If node is set to zero, the packet is to be broadcasted to all other nodes in the system. Although some MPCI layers will be built upon hardware which support a broadcast mechanism, others may be required to generate a copy of the packet for each node in the system.

Many MPCI layers use the packet_length field of the rtems_packet_prefix portion of the packet to avoid sending unnecessary data. This is especially useful if the media connecting the nodes is relatively slow.

The to_convert field of the rtems_packet_prefix portion of the packet indicates how much of the packet in 32-bit units may require conversion in a heterogeneous system.

29.3.6. Supporting Heterogeneous Environments

Developing an MPCI layer for a heterogeneous system requires a thorough understanding of the differences between the processors which comprise the system. One difficult problem is the varying data representation schemes used by different processor types. The most pervasive data representation problem is the order of the bytes which compose a data entity. Processors which place the least significant byte at the smallest address are classified as little endian processors. Little endian byte-ordering is shown below:

+---------------+----------------+---------------+----------------+
|               |                |               |                |
|    Byte 3     |     Byte 2     |    Byte 1     |    Byte 0      |
|               |                |               |                |
+---------------+----------------+---------------+----------------+

Conversely, processors which place the most significant byte at the smallest address are classified as big endian processors. Big endian byte-ordering is shown below:

+---------------+----------------+---------------+----------------+
|               |                |               |                |
|    Byte 0     |     Byte 1     |    Byte 2     |    Byte 3      |
|               |                |               |                |
+---------------+----------------+---------------+----------------+

Unfortunately, sharing a data structure between big endian and little endian processors requires translation into a common endian format. An application designer typically chooses the common endian format to minimize conversion overhead.

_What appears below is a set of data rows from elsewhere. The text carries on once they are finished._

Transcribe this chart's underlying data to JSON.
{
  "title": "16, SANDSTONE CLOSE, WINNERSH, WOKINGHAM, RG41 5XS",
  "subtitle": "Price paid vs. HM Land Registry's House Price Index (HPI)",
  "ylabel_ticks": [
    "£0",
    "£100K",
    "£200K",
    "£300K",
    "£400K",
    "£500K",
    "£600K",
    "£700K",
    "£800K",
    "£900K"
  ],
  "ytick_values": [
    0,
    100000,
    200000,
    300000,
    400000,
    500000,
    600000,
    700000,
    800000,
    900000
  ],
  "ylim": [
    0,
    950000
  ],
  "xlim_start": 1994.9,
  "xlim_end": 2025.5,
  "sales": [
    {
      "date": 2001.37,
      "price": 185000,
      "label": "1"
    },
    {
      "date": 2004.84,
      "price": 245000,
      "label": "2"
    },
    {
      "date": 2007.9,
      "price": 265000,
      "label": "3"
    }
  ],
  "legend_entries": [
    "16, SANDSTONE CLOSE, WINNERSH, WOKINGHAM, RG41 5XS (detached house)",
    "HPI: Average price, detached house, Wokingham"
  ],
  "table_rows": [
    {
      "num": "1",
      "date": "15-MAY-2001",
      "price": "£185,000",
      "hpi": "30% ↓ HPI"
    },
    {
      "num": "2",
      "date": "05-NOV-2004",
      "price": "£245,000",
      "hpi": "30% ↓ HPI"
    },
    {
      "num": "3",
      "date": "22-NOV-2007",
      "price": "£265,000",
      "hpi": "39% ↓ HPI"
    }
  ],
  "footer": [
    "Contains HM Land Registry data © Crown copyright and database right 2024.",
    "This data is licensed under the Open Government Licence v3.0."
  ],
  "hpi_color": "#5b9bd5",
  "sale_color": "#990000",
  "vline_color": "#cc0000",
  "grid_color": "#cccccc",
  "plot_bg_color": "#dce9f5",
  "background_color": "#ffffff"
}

Another issue in the design of shared data structures is the alignment of data structure elements. Alignment is both processor and compiler implementation dependent. For example, some processors allow data elements to begin on any address boundary, while others impose restrictions. Common restrictions are that data elements must begin on either an even address or on a long word boundary. Violation of these restrictions may cause an exception or impose a performance penalty.

Other issues which commonly impact the design of shared data structures include the representation of floating point numbers, bit fields, decimal data, and character strings. In addition, the representation method for negative integers could be one’s or two’s complement. These factors combine to increase the complexity of designing and manipulating data structures shared between processors.

RTEMS addressed these issues in the design of the packets used to communicate between nodes. The RTEMS packet format is designed to allow the MPCI layer to perform all necessary conversion without burdening the developer with the details of the RTEMS packet format. As a result, the MPCI layer must be aware of the following:

  • All packets must begin on a four byte boundary.

  • Packets are composed of both RTEMS and application data. All RTEMS data is treated as 32-bit unsigned quantities and is in the first to_convert 32-bit quantities of the packet. The to_convert field is part of the rtems_packet_prefix portion of the packet.

  • The RTEMS data component of the packet must be in native endian format. Endian conversion may be performed by either the sending or receiving MPCI layer.

  • RTEMS makes no assumptions regarding the application data component of the packet.